Introducing a complete Charlotte Mason Kindergarten Curriculum for the 2020-2021 school year!
I have always been of the mindset that it was better to wait on “school things” for my son, following a better-late-than-early approach. I hadn’t pushed him to start reading at an early age or tried to force any kind of structured preschool program on him and was quite happy with those decisions. When he turned six in August of 2016, I wanted to do something more “official” with him that fall, but I didn’t think he was quite ready for any of the Charlotte Mason curricula I could find. So, I started to look around for some kind of alternative.
If anyone else reading this has tried searching for a good Charlotte Mason Kindergarten curriculum, you’ll know that it can be pretty frustrating. I’d find a post that someone had put up with a beautiful book list, but no idea how to implement it on a weekly basis. I found posts with very intense curricula that looked like they’d take longer than even a typical Year 1 week would. And I found others that claimed to be Charlotte Mason but had pretty questionable book selections.
For this reason, I decided to make my own Charlotte Mason Year 0.5 Curriculum! And because it was so difficult for me to find one that I liked, I’ve decided to share mine with others who might be in the same spot. If you fall into this weird Year 1? Year 0? limbo, I sincerely hope it is a help to you!
Charlotte Mason Kindergarten Curriculum Notes
I want to emphasize that Charlotte Mason did not recommend any type of formal education for children before the age of six.
How much time daily in the open air should the children have? And how is it possible to secure this for them? In this time of extraordinary pressure, educational and social, perhaps a mothers first duty to her children is to secure for them a quiet growing time, a full six years of passive receptive life, the waking part of it spent for the most part out in the fresh air. And this, not for the gain in bodily health alone––body and soul, heart and mind, are nourished with food convenient for them when the children are let alone, let to live without friction and without stimulus amongst happy influences which incline them to be good. (vol 1 pg 43)
My original impetus for creating this curriculum was the fact that my son’s birthday falls in August and when he turned six, I didn’t think he was quite ready for any of the Charlotte Mason Year 1 options I could find, so I decided to do a type of Year 0.5 with him. A great help to determine where your child might fall is the AmblesideOnline Forums where there are many, many threads in which other mothers have asked if they should go ahead with Year 1, or wait. I’d recommend starting there before you decide if this particular curriculum is a year you need or even want to add to your schedule.
If you’re planning on implementing Charlotte Mason’s philosophies in your own homeschool, I can’t emphasize enough how important it is to read her books and familiarize yourself with her educational tenets. I can offer this booklist, schedule, and notes, but if you aren’t familiar with her principles or the techniques she suggests for education, it can be challenging to successfully use her methods to teach your children. You can most certainly do this while you are homeschooling (as opposed to doing it all before you start) as many mothers, myself included, do. I have yet to read through all of her volumes, but I’m making my way steadily through them and other Charlotte Mason-related resources and learning as I go.
A good starting place is Susan Schaeffer Macaulay’s For the Children’s Sake which will give you a great overview. However, nothing can replace Ms. Mason’s own words and the AmblesideOnline website offers all of her original six-volume series for free (or you can buy print copies on Amazon) as well as a modern paraphrase version. These books can be challenging to read, but are so worth it.
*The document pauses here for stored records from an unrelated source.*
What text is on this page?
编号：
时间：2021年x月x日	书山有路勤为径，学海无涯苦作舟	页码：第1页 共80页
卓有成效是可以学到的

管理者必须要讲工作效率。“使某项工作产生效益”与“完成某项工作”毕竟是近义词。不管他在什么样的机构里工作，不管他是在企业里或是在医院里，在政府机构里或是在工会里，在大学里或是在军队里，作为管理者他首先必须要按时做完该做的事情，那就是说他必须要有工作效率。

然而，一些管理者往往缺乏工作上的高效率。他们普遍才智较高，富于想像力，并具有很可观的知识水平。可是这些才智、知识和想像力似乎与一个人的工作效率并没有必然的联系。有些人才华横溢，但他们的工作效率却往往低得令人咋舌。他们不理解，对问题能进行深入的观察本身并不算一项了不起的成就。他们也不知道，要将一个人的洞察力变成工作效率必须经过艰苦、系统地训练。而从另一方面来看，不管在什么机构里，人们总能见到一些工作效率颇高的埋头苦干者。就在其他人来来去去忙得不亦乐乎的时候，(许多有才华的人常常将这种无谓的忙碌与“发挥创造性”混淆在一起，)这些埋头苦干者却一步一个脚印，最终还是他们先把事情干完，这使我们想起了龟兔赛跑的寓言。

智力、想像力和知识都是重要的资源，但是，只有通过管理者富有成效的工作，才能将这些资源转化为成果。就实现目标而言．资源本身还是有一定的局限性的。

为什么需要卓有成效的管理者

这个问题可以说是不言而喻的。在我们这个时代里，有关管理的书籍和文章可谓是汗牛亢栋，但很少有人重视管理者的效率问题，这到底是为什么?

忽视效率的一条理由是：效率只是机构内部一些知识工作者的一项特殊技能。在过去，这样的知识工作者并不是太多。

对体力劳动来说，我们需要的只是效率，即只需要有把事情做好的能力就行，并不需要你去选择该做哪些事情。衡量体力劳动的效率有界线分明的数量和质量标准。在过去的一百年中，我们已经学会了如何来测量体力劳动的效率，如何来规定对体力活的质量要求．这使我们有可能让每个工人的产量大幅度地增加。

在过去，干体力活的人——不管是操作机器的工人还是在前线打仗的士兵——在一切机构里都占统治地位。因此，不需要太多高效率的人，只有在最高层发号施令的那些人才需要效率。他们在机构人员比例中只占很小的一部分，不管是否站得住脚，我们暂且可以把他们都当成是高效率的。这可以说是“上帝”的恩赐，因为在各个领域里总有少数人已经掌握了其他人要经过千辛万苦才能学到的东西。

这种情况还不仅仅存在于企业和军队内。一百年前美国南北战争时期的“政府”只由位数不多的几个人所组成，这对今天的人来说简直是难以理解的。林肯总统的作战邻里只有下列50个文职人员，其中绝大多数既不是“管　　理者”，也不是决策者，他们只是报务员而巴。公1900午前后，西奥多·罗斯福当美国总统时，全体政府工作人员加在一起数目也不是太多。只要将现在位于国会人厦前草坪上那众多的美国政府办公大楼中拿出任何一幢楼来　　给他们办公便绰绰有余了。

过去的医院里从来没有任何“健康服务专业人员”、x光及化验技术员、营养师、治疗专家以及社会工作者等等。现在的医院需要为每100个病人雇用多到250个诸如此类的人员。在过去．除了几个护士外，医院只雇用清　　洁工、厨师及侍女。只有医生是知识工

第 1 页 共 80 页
If you find it easier reading along with others, the AmblesideOnline forums host several book groups that are reading through a volume at any given time.
For us, an average day doing Year 1 takes about 2 hours. In contrast, the kindergarten curriculum, without a morning time, takes about 20 minutes per day if you’re doing 4 days per week as we did (with a nature walk day on Friday). If you choose to do five days per week, it would take even less time each day. With the morning time that we did, it was about 40 minutes in all. Some days are longer than others, but for the most part, we usually began our days at around 9:30 to 9:45 and were done by 10:15 or 10:30.
Another note I want to add is that I did not require narration, a tenet of Charlotte Mason education for children ages six and up, during the kindergarten year. I would occasionally ask my son what he thought of or if he remembered anything in particular from a reading, but if he didn’t have an answer, I didn’t force the issue. Again, this is your call, but I felt this was not something I needed to require of him at this stage.
Also, a disclaimer in that this is not an exhaustive kindergarten curriculum for states in which kindergarten is required (especially as it does not include any kind of formal reading instruction). If you happen to decide to use this curriculum, please make sure you’re meeting your state’s requirements for subjects covered, etc, if necessary.
Finally, I want to suggest that this curriculum is meant to be flexible. Feel free to change it as you see fit, insert other books, leave sections out, whatever you need to do. Make it fit your family’s needs rather than the other way around!